Writing Archetypes – A Hero With Character

ArchetypeWhen I discussed the Hero archetype earlier, I pointed out that this character is the hub at the center of a wheel of other characters. In fact, in more subtle stories with lots of characters, that’s the best way to identify the Hero: figure out who has relationships to all the other characters.

As the hub at the center of a web of relationships, the Hero can often seem hollowed out, having little character himself or herself. I would assert that this is because we are meant to project ourselves into the Hero to learn how to negotiate our own relationships with the real-world characters in our lives.

But, some fictional Heroes do seem to have individual character. Perhaps not early in the story, but as the story develops the Hero can often develop a rough and tragic character from the trials of the adventure.

What’s going on here?

I believe this is connected to the role of archetypes as an evolutionary tool for teaching the audience how to negotiate generational relationships. The Hero generation is the target of storytelling, young adults supposed to learn from the story how to relate not only to Villains, but also to younger Companions and older Roughs and even older Gurus.

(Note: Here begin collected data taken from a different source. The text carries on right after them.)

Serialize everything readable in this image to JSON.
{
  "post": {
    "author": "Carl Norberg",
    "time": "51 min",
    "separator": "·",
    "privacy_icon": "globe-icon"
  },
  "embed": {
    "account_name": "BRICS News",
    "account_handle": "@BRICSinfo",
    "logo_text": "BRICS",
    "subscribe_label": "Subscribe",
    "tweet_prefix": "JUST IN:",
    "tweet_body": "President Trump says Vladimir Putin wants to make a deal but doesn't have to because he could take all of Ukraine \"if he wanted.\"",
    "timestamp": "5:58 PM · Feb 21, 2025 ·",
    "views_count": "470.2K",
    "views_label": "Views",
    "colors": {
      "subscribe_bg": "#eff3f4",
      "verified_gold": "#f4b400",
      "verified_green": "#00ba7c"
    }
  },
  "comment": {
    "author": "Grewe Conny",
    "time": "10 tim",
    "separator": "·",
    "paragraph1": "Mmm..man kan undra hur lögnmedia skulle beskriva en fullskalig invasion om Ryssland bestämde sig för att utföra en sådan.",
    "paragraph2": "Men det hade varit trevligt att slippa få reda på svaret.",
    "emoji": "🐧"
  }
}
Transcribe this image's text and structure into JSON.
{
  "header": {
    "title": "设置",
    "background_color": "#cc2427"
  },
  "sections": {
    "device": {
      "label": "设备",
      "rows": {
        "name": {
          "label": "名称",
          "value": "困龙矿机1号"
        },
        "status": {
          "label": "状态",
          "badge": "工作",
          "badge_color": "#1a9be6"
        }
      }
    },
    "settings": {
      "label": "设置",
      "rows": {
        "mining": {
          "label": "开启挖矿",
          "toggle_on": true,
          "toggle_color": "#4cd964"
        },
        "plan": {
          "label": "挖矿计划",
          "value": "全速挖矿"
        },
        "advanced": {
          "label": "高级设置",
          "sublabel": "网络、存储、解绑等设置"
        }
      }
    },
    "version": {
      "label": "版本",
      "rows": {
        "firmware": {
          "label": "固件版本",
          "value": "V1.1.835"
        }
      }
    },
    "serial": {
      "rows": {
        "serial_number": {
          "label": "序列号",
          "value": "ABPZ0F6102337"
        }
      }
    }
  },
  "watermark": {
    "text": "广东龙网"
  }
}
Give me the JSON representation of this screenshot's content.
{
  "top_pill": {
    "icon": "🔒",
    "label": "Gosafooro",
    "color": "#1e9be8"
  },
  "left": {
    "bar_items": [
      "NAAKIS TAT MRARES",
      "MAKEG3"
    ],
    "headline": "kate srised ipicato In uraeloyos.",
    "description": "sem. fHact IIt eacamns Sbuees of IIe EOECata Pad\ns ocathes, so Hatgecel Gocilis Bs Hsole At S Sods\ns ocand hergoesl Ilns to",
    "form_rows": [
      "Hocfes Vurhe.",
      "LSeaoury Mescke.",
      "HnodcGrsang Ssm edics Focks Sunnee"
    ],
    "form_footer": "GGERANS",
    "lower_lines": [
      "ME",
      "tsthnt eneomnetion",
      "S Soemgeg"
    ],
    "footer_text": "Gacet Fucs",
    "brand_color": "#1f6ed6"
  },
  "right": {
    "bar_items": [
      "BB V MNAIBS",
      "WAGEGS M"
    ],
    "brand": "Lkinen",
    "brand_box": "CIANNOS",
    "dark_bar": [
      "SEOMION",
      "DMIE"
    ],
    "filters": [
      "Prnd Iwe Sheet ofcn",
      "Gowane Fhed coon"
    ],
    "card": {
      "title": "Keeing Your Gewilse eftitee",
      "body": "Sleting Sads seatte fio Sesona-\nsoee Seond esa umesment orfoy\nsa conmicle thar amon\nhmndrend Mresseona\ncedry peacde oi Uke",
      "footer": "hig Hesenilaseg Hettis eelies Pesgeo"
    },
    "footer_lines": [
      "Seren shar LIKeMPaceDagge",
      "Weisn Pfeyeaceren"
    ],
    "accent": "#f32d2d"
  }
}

The point is that people grow and, in this generational scheme, each archetype must grow into the next. Youthful Companions eventually must grow into Heroes, while Heroes have to grow into middle-aged Roughs and those Roughs have to grow into elder Gurus.

Need some examples? Let’s turn to my favorite narrative case studies.

RINGS, PIRATES, AND JEDI

In The Lord of the Rings, the Companion character Samwise Gamgee becomes more heroic through the story, the Hero character Frodo grows more rough, Aragorn grows more guru-ish, and the Guru Gandalf eventually becomes an ultra-Guru, so spiritual that he becomes the unreal White Wizard and ultimately has to leave Middle Earth.

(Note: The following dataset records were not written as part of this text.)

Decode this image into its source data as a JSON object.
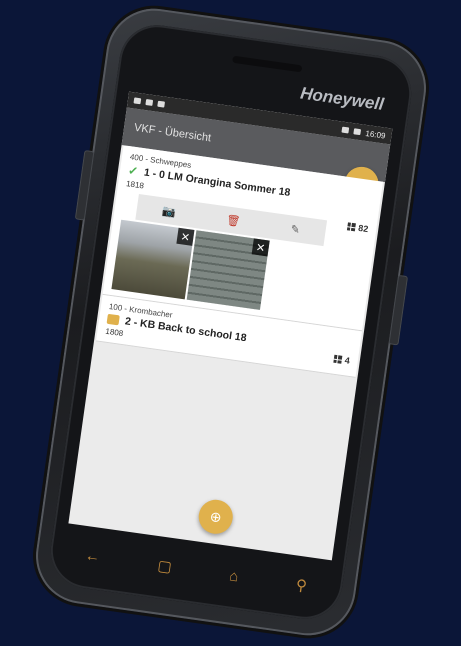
{
  "device": {
    "brand": "Honeywell"
  },
  "status_bar": {
    "time": "16:09"
  },
  "app_bar": {
    "title": "VKF - Übersicht"
  },
  "fab_back_icon": "arrow-left-icon",
  "fab_add_icon": "plus-circle-icon",
  "cards": [
    {
      "supplier": "400 - Schweppes",
      "title": "1 - 0 LM Orangina Sommer 18",
      "id": "1818",
      "count": "82",
      "status_icon": "checkmark-icon"
    },
    {
      "supplier": "100 - Krombacher",
      "title": "2 - KB Back to school 18",
      "id": "1808",
      "count": "4",
      "status_icon": "camera-icon"
    }
  ],
  "toolbar": {
    "camera_icon": "camera-icon",
    "delete_icon": "trash-icon",
    "edit_icon": "pencil-icon"
  },
  "photos": [
    {
      "remove": "✕"
    },
    {
      "remove": "✕"
    }
  ],
  "nav": {
    "back": "←",
    "recent": "▢",
    "home": "⌂",
    "search": "⚲"
  },
  "colors": {
    "accent": "#e0b14c",
    "background": "#0b1638"
  }
}
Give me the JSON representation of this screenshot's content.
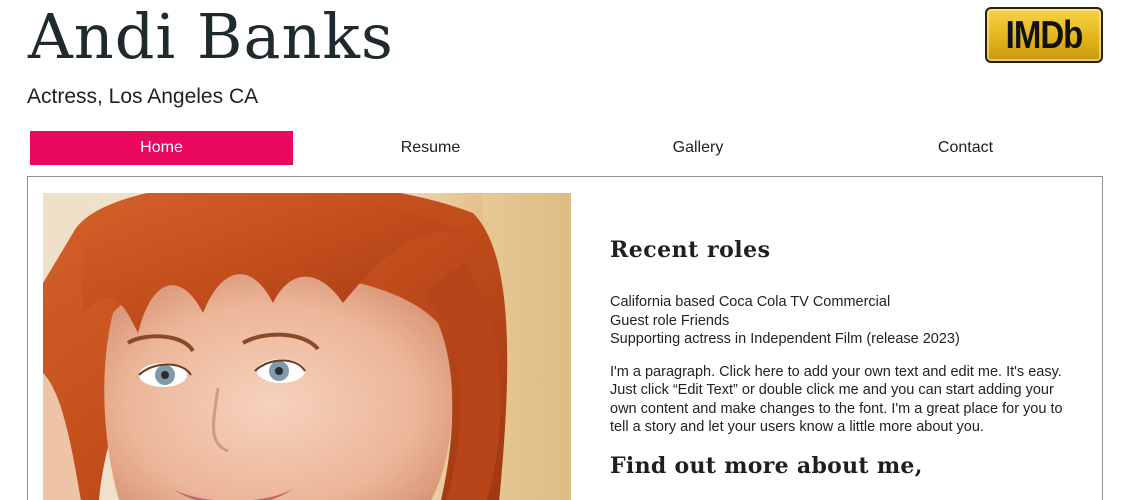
{
  "header": {
    "site_name": "Andi Banks",
    "tagline": "Actress, Los Angeles CA",
    "imdb_label": "IMDb"
  },
  "nav": {
    "items": [
      {
        "label": "Home",
        "active": true
      },
      {
        "label": "Resume",
        "active": false
      },
      {
        "label": "Gallery",
        "active": false
      },
      {
        "label": "Contact",
        "active": false
      }
    ]
  },
  "main": {
    "heading": "Recent roles",
    "roles": [
      "California based Coca Cola TV Commercial",
      "Guest role Friends",
      "Supporting actress in Independent Film (release 2023)"
    ],
    "paragraph": "I'm a paragraph. Click here to add your own text and edit me. It's easy. Just click “Edit Text” or double click me and you can start adding your own content and make changes to the font. I'm a great place for you to tell a story and let your users know a little more about you.",
    "subheading": "Find out more about me,"
  },
  "colors": {
    "nav_active_bg": "#e8095f",
    "imdb_yellow": "#f5c518",
    "border": "#8e8e8e",
    "hair": "#c8501c"
  },
  "icons": {
    "imdb": "imdb-logo",
    "photo": "actress-headshot-photo"
  }
}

If you’re familiar with the trilogy, the plot points I’m referencing will pop into your head. Sam starts out rather naïve, but he eventually saves Frodo from despair on Mount Doom by channeling Heroic energy. Frodo himself takes on a lot of Aragorn’s wounded warrior vibe as he suffers under the burden of the One Ring. Aragorn in turn reluctantly surrenders to his legacy as King of Gondor, pushing him into an elder role. Each generation grows into the next.

Similarly, in the original Pirates of the Caribbean trilogy, Elizabeth Swann eventually grows completely out of her Companion role and becomes the Hero of the final episode. Will Turner, who began the story as a rather generic Hero, becomes Roughed up through his troubled relationships to his father and Davy Jones. And Jack Sparrow eventually out-grows his roguish Rough ways to play a Guru role in the end, endorsing the rising Hero Elizabeth and sacrificing his own chance at eternal life in perfect Guru style so that Will can fulfill his Rough role as the ferryman for the dead.

Lastly, in the original Star Wars trilogy, the Companion character Lea develops in a Hero-ward direction over the course of the story, while the Hero Luke becomes so Roughed-up by the third episode that he’s tempted by anger toward the Dark Side, and the Rough character Han Solo becomes wiser over time to the verge of Guru status, a role he surrenders to completely by sacrificing his life in The Force Awakens.

CONCLUSION

In order to properly navigate the Big Four archetypes, one has to understand that they’re not static. As representatives of generational roles, they have to grow as human beings themselves grow. If you want to write powerfully with archetypes, you’ll tend to the growth of your characters from one generation to the next.

The Companion must grow up into a Hero, the Hero must grow Rough, the Rough must grow old as a Guru, and the Guru must grow beyond the world itself.